Once upon a time, I didn’t think I would finish this. Once upon a time, I cried myself to sleep because this book hurt. Once upon a time, I found the redemption of 2020 — and it was Addie LaRue.
Once upon a time, you stumble upon the type of book that leaves a bittersweet taste on your tongue: because it was so good, so wonderful, but also deeply emotional. I started Addie LaRue 4 times before I committed. Why? It Hurt. Because I am no longer in New York, because I have felt the emotion that Addie was going through— the thought of running out of time, because in some really cosmic way— Addie’s story mirrored our experience in the middle of a pandemic. But then I stuck with it, I opened page one and started reading. I read in small doses, one chapter at a time, and slowly I felt the world collapse around me and this book was meant to be in my hands at that exact moment. Not a moment sooner, or later, but that exact second.

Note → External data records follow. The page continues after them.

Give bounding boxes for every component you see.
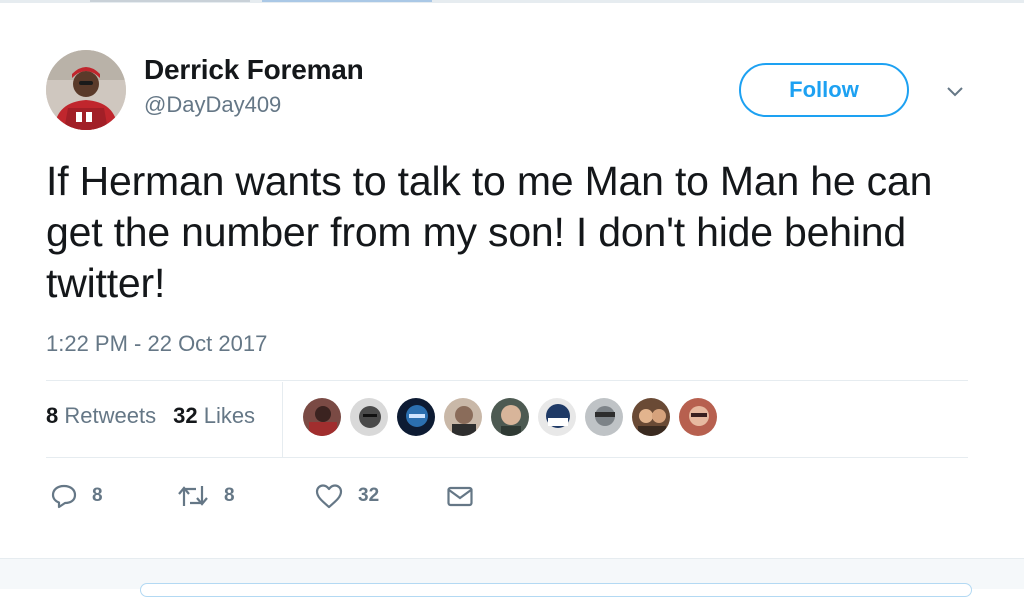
direct-message-button[interactable] xyxy=(446,478,474,514)
author-display-name[interactable]: Derrick Foreman xyxy=(144,54,364,86)
reply-button[interactable]: 8 xyxy=(50,478,103,514)
reply-area xyxy=(0,558,1024,597)
like-button[interactable]: 32 xyxy=(314,478,379,514)
likes-stat[interactable]: 32 Likes xyxy=(173,403,255,429)
retweets-stat-label: Retweets xyxy=(64,403,157,428)
stats-vertical-divider xyxy=(282,382,283,458)
liker-avatar-9[interactable] xyxy=(678,397,718,437)
likes-stat-count: 32 xyxy=(173,403,198,428)
chevron-down-icon xyxy=(947,87,963,97)
reply-input-edge[interactable] xyxy=(140,583,972,597)
liker-avatar-4[interactable] xyxy=(443,397,483,437)
author-handle[interactable]: @DayDay409 xyxy=(144,92,281,118)
liker-avatar-6[interactable] xyxy=(537,397,577,437)
liker-avatar-5[interactable] xyxy=(490,397,530,437)
author-avatar[interactable] xyxy=(46,50,126,130)
retweets-stat[interactable]: 8 Retweets xyxy=(46,403,156,429)
tweet-actions: 8 8 32 xyxy=(0,478,1024,514)
avatar-photo xyxy=(46,50,126,130)
like-count: 32 xyxy=(358,485,380,506)
actions-top-divider xyxy=(46,457,968,458)
envelope-icon xyxy=(447,486,473,507)
tweet-timestamp[interactable]: 1:22 PM - 22 Oct 2017 xyxy=(46,331,267,357)
tweet-text: If Herman wants to talk to me Man to Man… xyxy=(46,158,933,306)
liker-avatar-8[interactable] xyxy=(631,397,671,437)
cropped-text-fragment xyxy=(90,0,250,2)
likes-stat-label: Likes xyxy=(203,403,256,428)
retweets-stat-count: 8 xyxy=(46,403,59,428)
liker-avatar-7[interactable] xyxy=(584,397,624,437)
tweet-menu-button[interactable] xyxy=(940,80,970,104)
liker-avatar-2[interactable] xyxy=(349,397,389,437)
liker-avatar-1[interactable] xyxy=(302,397,342,437)
retweet-count: 8 xyxy=(224,485,235,506)
liker-avatar-3[interactable] xyxy=(396,397,436,437)
reply-count: 8 xyxy=(92,485,103,506)
follow-button[interactable]: Follow xyxy=(739,63,909,117)
stats-top-divider xyxy=(46,380,968,381)
cropped-link-fragment xyxy=(262,0,432,2)
top-edge-strip xyxy=(0,0,1024,3)
retweet-button[interactable]: 8 xyxy=(176,478,235,514)
reply-icon xyxy=(51,484,77,509)
heart-icon xyxy=(315,484,343,509)
retweet-icon xyxy=(178,486,208,506)
tweet-stats: 8 Retweets 32 Likes xyxy=(46,403,255,429)
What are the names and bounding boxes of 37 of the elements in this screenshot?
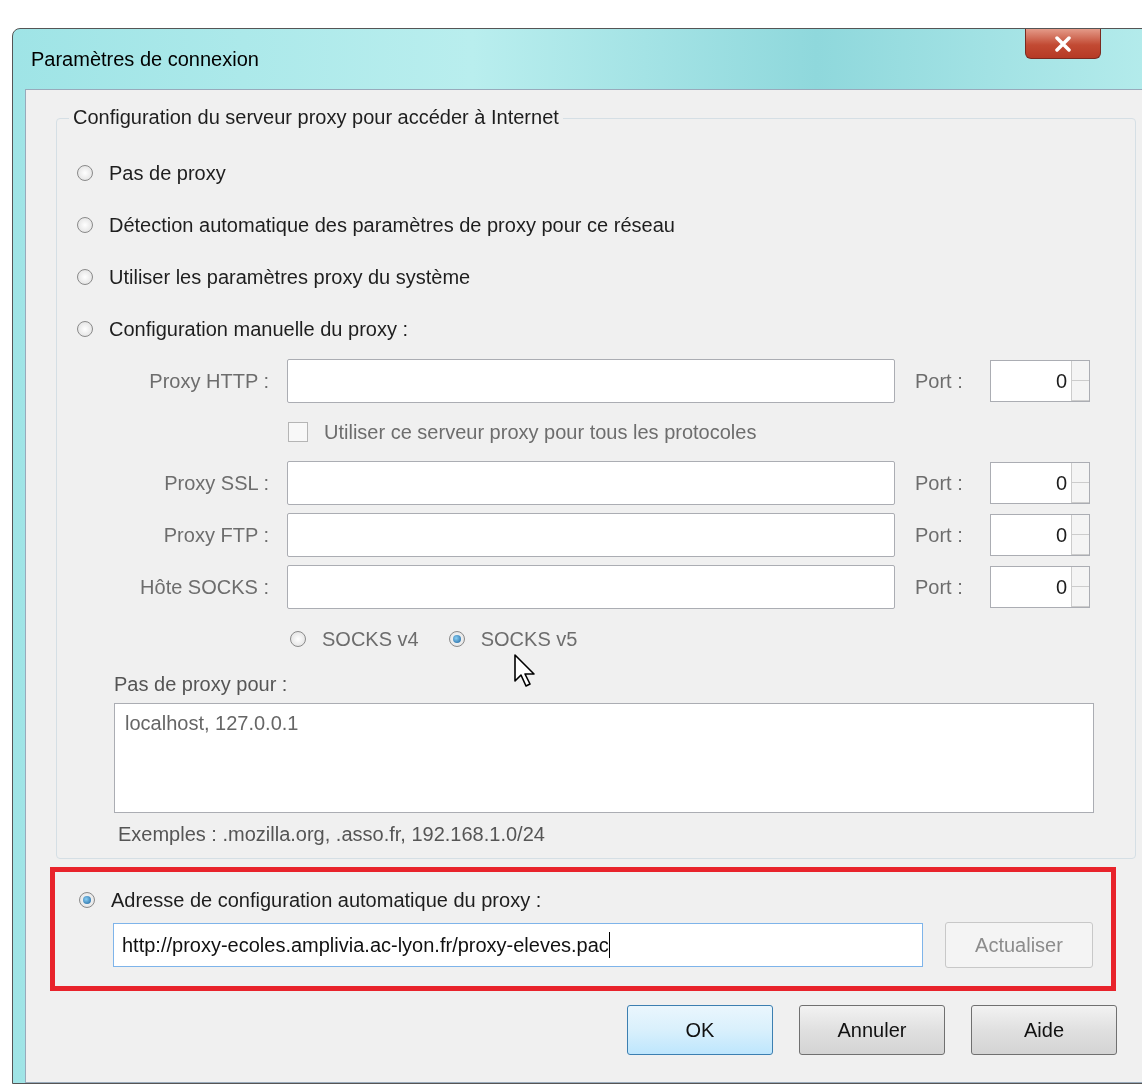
option-label: Utiliser les paramètres proxy du système	[109, 265, 471, 289]
examples-hint: Exemples : .mozilla.org, .asso.fr, 192.168.1.0/24	[117, 822, 546, 847]
host-field[interactable]	[287, 513, 895, 557]
option-label: SOCKS v5	[480, 627, 578, 651]
field-label: Pas de proxy pour :	[114, 673, 289, 697]
port-label: Port :	[915, 369, 964, 393]
group-legend: Configuration du serveur proxy pour accéder à Internet	[69, 106, 563, 129]
dialog-button[interactable]: Annuler	[799, 1005, 945, 1055]
host-field[interactable]	[287, 565, 895, 609]
dialog-button[interactable]: Aide	[971, 1005, 1117, 1055]
radio-button[interactable]	[77, 217, 93, 233]
close-button[interactable]	[1025, 29, 1101, 59]
radio-button[interactable]	[77, 321, 93, 337]
field-label: Hôte SOCKS :	[139, 575, 269, 599]
close-icon	[1052, 35, 1074, 52]
option-label: Pas de proxy	[109, 161, 226, 185]
radio-button[interactable]	[79, 892, 95, 908]
checkbox-label: Utiliser ce serveur proxy pour tous les protocoles	[324, 420, 757, 444]
no-proxy-field[interactable]: localhost, 127.0.0.1	[114, 703, 1094, 813]
field-label: Proxy HTTP :	[148, 369, 269, 393]
host-field[interactable]	[287, 461, 895, 505]
mouse-cursor-icon	[513, 653, 537, 689]
dialog-button[interactable]: OK	[627, 1005, 773, 1055]
option-label: Détection automatique des paramètres de proxy pour ce réseau	[109, 213, 675, 237]
url-field[interactable]: http://proxy-ecoles.amplivia.ac-lyon.fr/proxy-eleves.pac	[113, 923, 923, 967]
port-label: Port :	[915, 575, 964, 599]
option-label: SOCKS v4	[322, 627, 419, 651]
field-label: Proxy FTP :	[162, 523, 269, 547]
option-label: Adresse de configuration automatique du proxy :	[111, 888, 542, 912]
host-field[interactable]	[287, 359, 895, 403]
port-label: Port :	[915, 471, 964, 495]
option-label: Configuration manuelle du proxy :	[109, 317, 409, 341]
window-title: Paramètres de connexion	[30, 47, 259, 71]
port-label: Port :	[915, 523, 964, 547]
radio-button[interactable]	[77, 165, 93, 181]
radio-button[interactable]	[77, 269, 93, 285]
field-label: Proxy SSL :	[163, 471, 269, 495]
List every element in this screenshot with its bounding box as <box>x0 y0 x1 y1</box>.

Like I say, not a book review. You can read a synopsis on Goodreads or Barnes & Nobles, but I am here to say why you should read it. Why this book is the best book to come out of 2020, and ironically, it couldn’t have a better stage than a pandemic. GASP! How can you say that? Allow me to explain. We all feel as if we are invisible; unable to touch, to leave a mark, to even sign a signature for takeout. That is captured so beautifully in Addie’s story— the helplessness, the hopelessness —then we hit the moment that changes.
On a personally note, it was difficult and brutal to read this. I am not in New York. I am not in Manhattan. And my heart still breaks over that decision. But I got to see my town, my Highline, my favorite haunts, through Addie’s eyes and that became its own sort of magic. That I had a hand in Addie’s story because I remembered.
Back to why you should read this book— because it hits so many emotional points that leave you thinking about YOUR story, the one you tell, the things you are remembered by. That is the power of an idea, of a story. Would you have made the same deal as Addie? What would your conditions have been? After 300 years how would your story be told? It a beautiful way to shine the mirror back on the reader and consider what our stories will be, who will remember us when we leave the room, and what is our impact on those who we cross paths with.
Then we get to the actual story, the actual characters, and let me just fangirl and give a standing ovation for the craftmanship in this book. Following Addie’s arc is something that can only be said— and then we follow Luc’s arc and… But what about Henry’s? and so you see, I won’t spoil anything, but the ending is one of immense satisfaction. Not happiness. Not bows and ribbons. Not tears and heartbreak and tissues. But deep Satisfaction. Which I appreciate on so many levels.
Schwab has given me a book that vies for my heart with A Darker Shade of Magic. It is equally nuanced and beautiful in ways that are personal to me. While some say The Invisible Life of Addie LaRue starts slow, and I agree with that, it is meant to build. It is a note that becomes a melody, to be savored softly in the dim light of dawn, to be snatched in intimate moments, and enjoyed until the last line.
I didn’t mark this book, and I think you know what that means. I took off my writer hat, my critique hat, my anything but pure blissful reader hat. There are no notes, which is sad in a book about being unable to leave a mark, but know that I will reread it. I simply cannot get over how beautiful The Invisible Life of Addie LaRue is and I will treasure it so close to my heart. Why should you read it? Because it is timeless. It exploits our wants and desires, it showers us with the idea and magnitude of our decision, it leaves us breathless as we stand still in a single moment of time. And I will leave you with that.